Even the government’s National Institutes of Health’s National Toxicology Program (NTP) recently warned that BPA is a cause for “some concern” due to possible effects on the behavior, brain, and prostate gland of children, babies, and fetuses. This prompted the FDA to announce earlier this year that it now also has “some concern” over the chemical’s use in food packaging and baby bottles – though the government regulatory body is yet to do anything about it.
Four U.S. states, including Maryland and New York State, as well as Canada, have not been willing to wait, and have recently banned BPA due to the evidence of its links to health problems.
Biomonitoring surveys by the federal Centers for Disease Control and Prevention have found BPA in the bodies of a stunning 93% of all Americans over the age of 6. Interestingly, in light of the recent findings with paper receipts, EWG analysis of the CDC data has found that people who reported working in retail industries had 30 percent more BPA in their bodies than the average U.S. adult, and 34 percent more BPA than other workers.

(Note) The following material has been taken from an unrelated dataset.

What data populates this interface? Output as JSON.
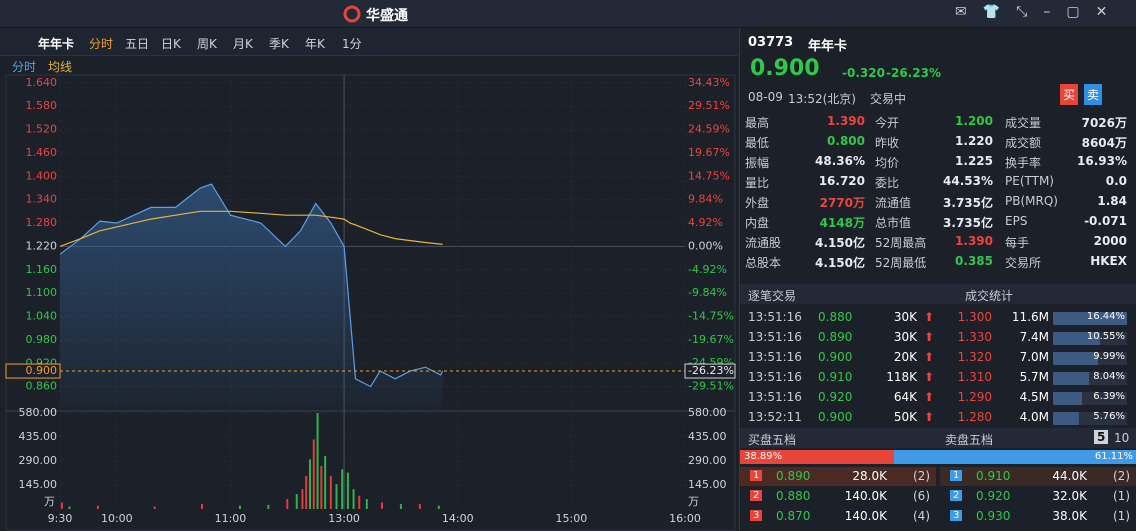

Another new study from the Journal of the American Medical Association found that higher levels of BPA in people’s urine were associated with cardiovascular disease, diabetes, and liver problems.
The research found that people with the highest BPA levels were twice as likely to suffer from diabetes or cardiovascular problems than those with lower levels.
Watch Alex Jones’ recent special report for more astounding and vital information on the threat posed by the chemicals being put into our foods:
Advocacy groups recommend that consumers should avoid BPA by doing the following:
• Search for unlucky 7. Avoid “#7” plastic food or beverage containers (check for the numbered triangle on the bottom of the container). Safer plastics for storing your consumables are numbers 2, 4, and 5. Better yet, go for ceramic, stainless steel, or glass.
• Look askance at cans. Favor fresh, frozen or shelf-stable boxed or pouched food over canned food (at least until food makers stop lining their cans with BPA). If you can’t completely avoid cans, be aware that BPA is prone to leach into acidic foods like tomatoes or pasta sauces. BPA is fat-soluble, too, so if you eat canned tuna, make sure it’s packed in water, not oil.
• Keep plastic cool. Avoid heating any plastic container, since this promotes leaching. “It’s probably wise never to heat or microwave food in any kind of plastic,” Landrigan says. “Most plastics contain one additive or another, and none are likely to benefit human health.” If you tote your water in a metal bottle, check with the manufacturer to see what the lining’s made out of—some could contain BPA.